Pam Tanowitz Dance

May 20, 2010

Pam Tanowitz Dance
Danspace Project

St. Mark’s Church, NYC
May 20–22, 2010

Reviewed by Siobhan Burke


Members of the Purchase Dance Corps in
The Wanderer Fantasy (Dance 1). Photo by Ted Kivett, Courtesy Danspace.

 

In the world of downtown performance, crisp, clean, classical technique rarely takes center stage. While identifying with that experimental world, Pam Tanowitz has carved out a postmodern oasis for the ballet and classical modern vocabulary. In her latest work, The Wanderer Fantasy (Dances 1 and 2), steps that could easily come across as academic or dated (like Taylor-esque sissonnes, or a simple kick-ball-change) looked fresh, relevant, and coolly ironic. If Tanowitz were a fashion designer, she might be restoring vintage dresses.

 

The opening “Wanderer Fantasy (Dance 1)” felt infinitely watchable, not just for its gorgeous geometry, but for the spirit and focus of its 18 dancers, members of the SUNY Purchase Dance Corps. (A 19th, Purchase alum Daniel Madoff of the Merce Cunningham Dance Company, joined them.) Squeezing a large ensemble into this intimate venue, Tanowitz still managed to make the space feel vast, like a deep forest. She was aided by Philip Treviño’s set, which itself seemed like an abstraction of “forest”: Pillars of cardboard boxes, adorned with electric green slashes, formed the backdrop and sidestage “wings,” fanciful under his dappled lighting scheme.


Set to a recording of Schubert/Liszt’s invigorating Wanderer-Fantasie, “Dance 1” began with a pregnant pause, prepping us for ever-shifting motion: The dancers walked in, stopped, looked at the audience. From there, Tanowitz mobilized them in such a way that several disparate activities were often happening at once. The ordered randomness echoed Cunningham, as did the generally task-oriented attitude. At one point, the dancers converged in an elaborate formation that looked like the prow of a ship—a symbol as grandiose as the score, but it materialized without fanfare and disbanded just as effortlessly.

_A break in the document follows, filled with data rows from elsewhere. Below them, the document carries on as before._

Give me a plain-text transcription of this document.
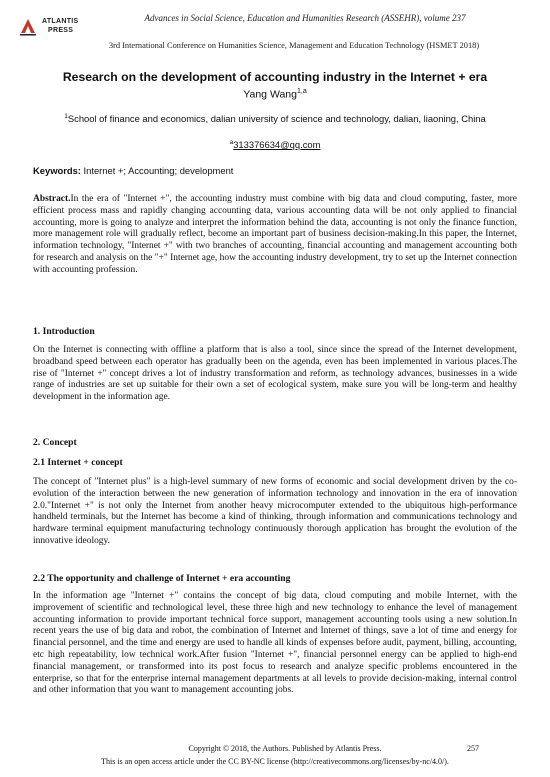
ATLANTIS
PRESS
Advances in Social Science, Education and Humanities Research (ASSEHR), volume 237
3rd International Conference on Humanities Science, Management and Education Technology (HSMET 2018)
Research on the development of accounting industry in the Internet + era
Yang Wang$^{1,a}$
$^1$School of finance and economics, dalian university of science and technology, dalian, liaoning, China
$^a$313376634@qq.com
Keywords: Internet +; Accounting; development
Abstract.In the era of "Internet +", the accounting industry must combine with big data and cloud computing, faster, more efficient process mass and rapidly changing accounting data, various accounting data will be not only applied to financial accounting, more is going to analyze and interpret the information behind the data, accounting is not only the finance function, more management role will gradually reflect, become an important part of business decision-making.In this paper, the Internet, information technology, "Internet +" with two branches of accounting, financial accounting and management accounting both for research and analysis on the "+" Internet age, how the accounting industry development, try to set up the Internet connection with accounting profession.
1. Introduction
On the Internet is connecting with offline a platform that is also a tool, since since the spread of the Internet development, broadband speed between each operator has gradually been on the agenda, even has been implemented in various places.The rise of "Internet +" concept drives a lot of industry transformation and reform, as technology advances, businesses in a wide range of industries are set up suitable for their own a set of ecological system, make sure you will be long-term and healthy development in the information age.
2. Concept
2.1 Internet + concept
The concept of "Internet plus" is a high-level summary of new forms of economic and social development driven by the co-evolution of the interaction between the new generation of information technology and innovation in the era of innovation 2.0."Internet +" is not only the Internet from another heavy microcomputer extended to the ubiquitous high-performance handheld terminals, but the Internet has become a kind of thinking, through information and communications technology and hardware terminal equipment manufacturing technology continuously thorough application has brought the evolution of the innovative ideology.
2.2 The opportunity and challenge of Internet + era accounting
In the information age "Internet +" contains the concept of big data, cloud computing and mobile Internet, with the improvement of scientific and technological level, these three high and new technology to enhance the level of management accounting information to provide important technical force support, management accounting tools using a new solution.In recent years the use of big data and robot, the combination of Internet and Internet of things, save a lot of time and energy for financial personnel, and the time and energy are used to handle all kinds of expenses before audit, payment, billing, accounting, etc high repeatability, low technical work.After fusion "Internet +", financial personnel energy can be applied to high-end financial management, or transformed into its post focus to research and analyze specific problems encountered in the enterprise, so that for the enterprise internal management departments at all levels to provide decision-making, internal control and other information that you want to management accounting jobs.
Copyright © 2018, the Authors. Published by Atlantis Press.	257
This is an open access article under the CC BY-NC license (http://creativecommons.org/licenses/by-nc/4.0/).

Even in its matter-of-factness, “Dance 1” captured the playful connotations of “wandering”: discovery, whimsy, curiosity. Some moments were surprisingly funny, like a wrist draped wearily across a forehead, mechanical prancing-in-place, or arms tossed down in bemused frustration.

 

The space emptied out for three solos—performed by members of Tanowitz’s company to Dan Siegler’s minimalist electronic score—which functioned as a kind of bridge to “Dance 2.” A column of boxes was removed from the center of the backdrop to reveal a curtain of golden streamers bathed in a rich yellow glow. This was where Anne Lentz, when done with her solo, stood observing Dylan Crossman (also from MCDC), whose despondent tombé pas de bourrées and sideways skittering, fists pressed to eyes, evoked a melancholy that we hadn’t yet seen. Approaching her at the end, he seemed ready to enter her luminous realm but remained on the cusp.


Crossman brought back excerpts of this solo in “Dance 2,” an octet set to a live version of the same Schubert music, played by pianist Alan Feinberg. The pace of this section was slower and the mood not quite as revelatory. But Tanowitz created a satisfying sense of continuity, as if guiding us back to somewhere we’d been, now cast in different light.